Second, the pathogenesis of CHepC was examined in terms of TNF-α production. TNF-α has been implicated as an important pathogenic mediator in a variety of liver diseases [26]. Serum sTNFR2 levels, which have been shown to reflect disease progression in CHepC [27], were significantly higher in patients with REC iron than in those without REC iron. Moreover, REC iron scores were independently correlated with sTNFR2 levels. Thus, the increase in TNF-α production suggests that disease progression is closely associated with iron deposition in REC.

The progression of hepatic fibrosis is driven by activated hepatic stellate cells (HSC). Our findings indicated that iron-loading in nonparenchymal, not parenchymal, cells was correlated with progressive fibrosis in CHepC. Although oxidative stress has been shown to activate HSC [28], the effect of iron-induced oxidative stress on HSC may depend on the localized environment of iron-filled cells. Using a rodent model of secondary iron overload, iron deposition in nonparenchymal Kuppfer cells was shown to induce HSC proliferation and activation, leading to liver cirrhosis [29]. These phenomena, however, were ameliorated by treatment with antioxidant [29]. Thus, the redox-active properties of localized iron deposition may be greater in REC than in HC. Alternatively, iron loading in REC may alter their redox status affecting cytokine production by these cells [30].
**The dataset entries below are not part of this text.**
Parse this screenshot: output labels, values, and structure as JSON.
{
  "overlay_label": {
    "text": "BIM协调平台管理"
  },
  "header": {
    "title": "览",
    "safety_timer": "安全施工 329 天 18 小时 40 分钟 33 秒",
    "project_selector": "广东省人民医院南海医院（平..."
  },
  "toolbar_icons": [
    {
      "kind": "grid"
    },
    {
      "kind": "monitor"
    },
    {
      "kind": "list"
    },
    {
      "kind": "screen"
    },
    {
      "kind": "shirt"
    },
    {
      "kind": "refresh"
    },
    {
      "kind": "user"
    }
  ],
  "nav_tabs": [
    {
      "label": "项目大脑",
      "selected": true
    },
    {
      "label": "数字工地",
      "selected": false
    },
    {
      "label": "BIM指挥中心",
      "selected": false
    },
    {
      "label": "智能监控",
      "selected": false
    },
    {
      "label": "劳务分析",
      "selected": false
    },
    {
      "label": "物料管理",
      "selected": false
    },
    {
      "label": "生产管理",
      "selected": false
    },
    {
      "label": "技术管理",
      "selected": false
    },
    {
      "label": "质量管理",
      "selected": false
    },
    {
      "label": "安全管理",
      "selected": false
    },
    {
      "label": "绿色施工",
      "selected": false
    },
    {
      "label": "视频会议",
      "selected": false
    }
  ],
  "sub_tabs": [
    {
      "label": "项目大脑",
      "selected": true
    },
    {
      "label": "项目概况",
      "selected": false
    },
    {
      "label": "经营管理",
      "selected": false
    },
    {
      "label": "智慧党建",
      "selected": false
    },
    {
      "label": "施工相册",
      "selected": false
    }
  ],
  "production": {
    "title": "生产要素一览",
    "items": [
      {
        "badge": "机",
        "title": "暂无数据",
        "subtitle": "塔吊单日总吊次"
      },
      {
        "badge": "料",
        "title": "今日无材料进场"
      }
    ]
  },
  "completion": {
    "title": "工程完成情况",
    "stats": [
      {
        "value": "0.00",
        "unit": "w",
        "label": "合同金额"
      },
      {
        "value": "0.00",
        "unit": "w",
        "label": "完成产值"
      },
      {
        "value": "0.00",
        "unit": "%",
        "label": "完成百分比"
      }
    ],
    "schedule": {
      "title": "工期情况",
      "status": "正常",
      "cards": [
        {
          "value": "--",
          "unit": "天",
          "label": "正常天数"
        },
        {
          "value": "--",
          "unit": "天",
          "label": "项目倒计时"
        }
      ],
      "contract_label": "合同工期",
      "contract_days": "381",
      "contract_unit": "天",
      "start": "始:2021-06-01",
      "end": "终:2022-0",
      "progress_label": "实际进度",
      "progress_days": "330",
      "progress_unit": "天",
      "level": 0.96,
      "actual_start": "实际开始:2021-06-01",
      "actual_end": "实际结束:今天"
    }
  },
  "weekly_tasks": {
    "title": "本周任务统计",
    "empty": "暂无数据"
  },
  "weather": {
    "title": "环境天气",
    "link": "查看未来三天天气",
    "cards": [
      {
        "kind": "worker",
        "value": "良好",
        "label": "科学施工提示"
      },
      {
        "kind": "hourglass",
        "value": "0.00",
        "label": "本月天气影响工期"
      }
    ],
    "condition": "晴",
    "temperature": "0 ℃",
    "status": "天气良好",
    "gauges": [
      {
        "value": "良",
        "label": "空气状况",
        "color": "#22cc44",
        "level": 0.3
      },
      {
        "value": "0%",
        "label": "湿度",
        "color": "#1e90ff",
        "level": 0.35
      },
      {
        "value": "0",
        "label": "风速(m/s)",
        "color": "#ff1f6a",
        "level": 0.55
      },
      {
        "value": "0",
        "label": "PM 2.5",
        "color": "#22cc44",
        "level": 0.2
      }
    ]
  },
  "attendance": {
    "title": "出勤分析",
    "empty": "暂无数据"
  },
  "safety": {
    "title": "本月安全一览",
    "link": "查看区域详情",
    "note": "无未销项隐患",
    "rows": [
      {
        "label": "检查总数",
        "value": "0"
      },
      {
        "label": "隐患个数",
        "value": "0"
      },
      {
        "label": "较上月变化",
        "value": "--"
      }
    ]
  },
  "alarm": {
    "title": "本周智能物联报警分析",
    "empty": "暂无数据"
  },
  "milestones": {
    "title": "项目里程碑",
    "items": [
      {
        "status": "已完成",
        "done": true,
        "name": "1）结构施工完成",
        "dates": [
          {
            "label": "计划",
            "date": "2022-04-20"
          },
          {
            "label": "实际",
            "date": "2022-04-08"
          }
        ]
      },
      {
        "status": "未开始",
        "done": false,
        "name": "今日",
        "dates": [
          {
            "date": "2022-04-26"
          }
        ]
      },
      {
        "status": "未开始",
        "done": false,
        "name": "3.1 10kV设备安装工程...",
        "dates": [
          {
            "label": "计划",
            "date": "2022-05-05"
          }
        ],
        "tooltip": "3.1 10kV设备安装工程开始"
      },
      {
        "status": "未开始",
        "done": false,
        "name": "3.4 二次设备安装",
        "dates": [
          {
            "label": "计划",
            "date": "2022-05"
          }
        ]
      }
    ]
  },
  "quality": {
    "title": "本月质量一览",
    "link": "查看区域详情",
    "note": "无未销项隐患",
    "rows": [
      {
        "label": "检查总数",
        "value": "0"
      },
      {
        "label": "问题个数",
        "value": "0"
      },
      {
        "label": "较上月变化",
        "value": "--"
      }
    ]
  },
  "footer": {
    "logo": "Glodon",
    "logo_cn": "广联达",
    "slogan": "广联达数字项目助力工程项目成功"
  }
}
Third, the mechanisms involved in iron deposition in HC and REC were examined. It has been reported that HCV infection causes hepatic iron overload by the downregulation of hepcidin synthesis [15]. The current study showed that hepatic hepcidin mRNA levels were significantly increased in patients with HC iron than in those without stainable iron. When normalized relative to serum ferritin concentrations, however, the difference in hepcidin mRNA levels between these two groups was not significant. Moreover, normalized hepcidin mRNA levels tended to be lower in the Mix and REC groups than in the None group. The current study cannot verify the appropriateness of hepcidin production against iron overload because of the lack of data from the patients without HCV infection. With regard to the response to iron overload of hepcidin synthesis, Fujita et al. also reported that relative hepatic hepcidin mRNA levels to serum ferritin levels were low in CHepC compared to the other chronic liver diseases [31]. Thus, alterations in hepcidin synthesis may have facilitated hepatic iron deposition, especially in the Mix and REC groups. Since oxidative stress can affect hepcidin synthesis in hepatocytes [15], exacerbated oxidative stress resulting from iron deposition in REC may have affected hepcidin synthesis in hepatocytes, resulting in further hepatic iron overload.
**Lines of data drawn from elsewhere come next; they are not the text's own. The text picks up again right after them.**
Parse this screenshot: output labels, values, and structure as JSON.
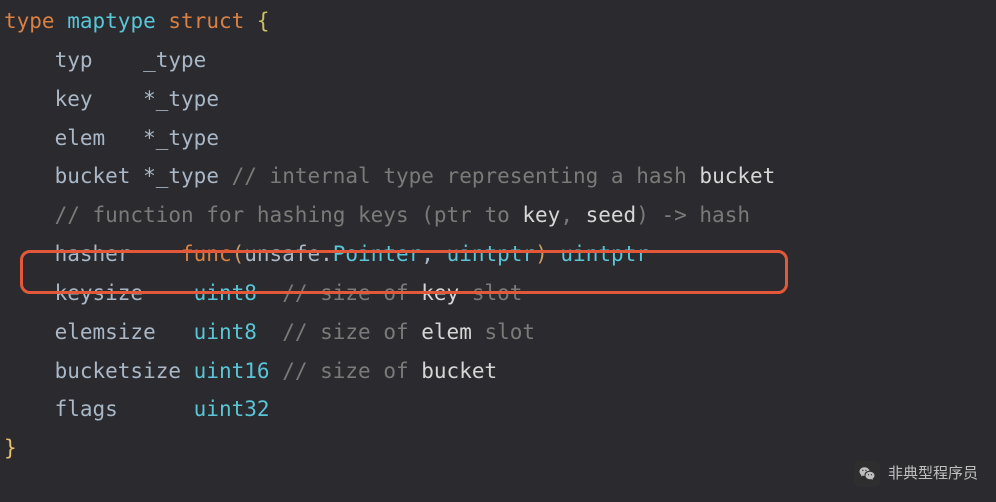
{
  "code": {
    "l1": {
      "kw_type": "type",
      "name": "maptype",
      "kw_struct": "struct",
      "brace": "{"
    },
    "l2": {
      "field": "typ",
      "type": "_type"
    },
    "l3": {
      "field": "key",
      "star": "*",
      "type": "_type"
    },
    "l4": {
      "field": "elem",
      "star": "*",
      "type": "_type"
    },
    "l5": {
      "field": "bucket",
      "star": "*",
      "type": "_type",
      "c_pre": "// internal type representing a hash ",
      "c_hi": "bucket"
    },
    "l6": {
      "c_pre": "// function for hashing keys (ptr to ",
      "c_hi1": "key",
      "c_mid": ", ",
      "c_hi2": "seed",
      "c_post": ") -> hash"
    },
    "l7": {
      "field": "hasher",
      "kw_func": "func",
      "p_open": "(",
      "pkg": "unsafe",
      "dot": ".",
      "ptr": "Pointer",
      "comma": ", ",
      "arg2": "uintptr",
      "p_close": ")",
      "ret": "uintptr"
    },
    "l8": {
      "field": "keysize",
      "type": "uint8",
      "c_pre": "// size of ",
      "c_hi": "key",
      "c_post": " slot"
    },
    "l9": {
      "field": "elemsize",
      "type": "uint8",
      "c_pre": "// size of ",
      "c_hi": "elem",
      "c_post": " slot"
    },
    "l10": {
      "field": "bucketsize",
      "type": "uint16",
      "c_pre": "// size of ",
      "c_hi": "bucket"
    },
    "l11": {
      "field": "flags",
      "type": "uint32"
    },
    "l12": {
      "brace": "}"
    }
  },
  "watermark": {
    "text": "非典型程序员"
  }
}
Hepatic macrophages and Kupffer cells can take in iron exclusively through phagocytosis of senescent erythrocytes and/or damaged hepatocytes. Then, iron can be recycled to the blood through the iron-exporter ferroportin [8]. Therefore, ferroportin levels can affect iron sequestration within hepatic macrophages and Kupffer cells. However, the differences in hepcidin mRNA levels among the groups of patients with stainable iron did not reach statistical significance, making it difficult to determine whether hepcidin alone could affect iron deposition patterns. Mechanisms other than hepcidin may therefore be responsible for iron deposition in hepatic macrophages and Kupffer cells.

Finally, the effects of phlebotomy on ALT levels were examined. To the best of our knowledge, the current study is the first to compare the efficacy of phlebotomy among patients with different iron deposition patterns. Interestingly, the effects of phlebotomy on ALT levels tended to be greater in patients with REC iron deposition. These findings indicate the importance of iron reduction in nonparenchymal cells for inhibition of disease progression.

5. Conclusion

In summary, REC iron deposition in CHepC was associated with disease severities and enhanced production of TNF-α. Although inappropriate hepatic synthesis of hepcidin can promote hepatic iron deposition, additional mechanisms should be considered to explain how iron deposition patterns develop. Phlebotomy should be especially considered for patients with nonparenchymal hepatic iron deposition.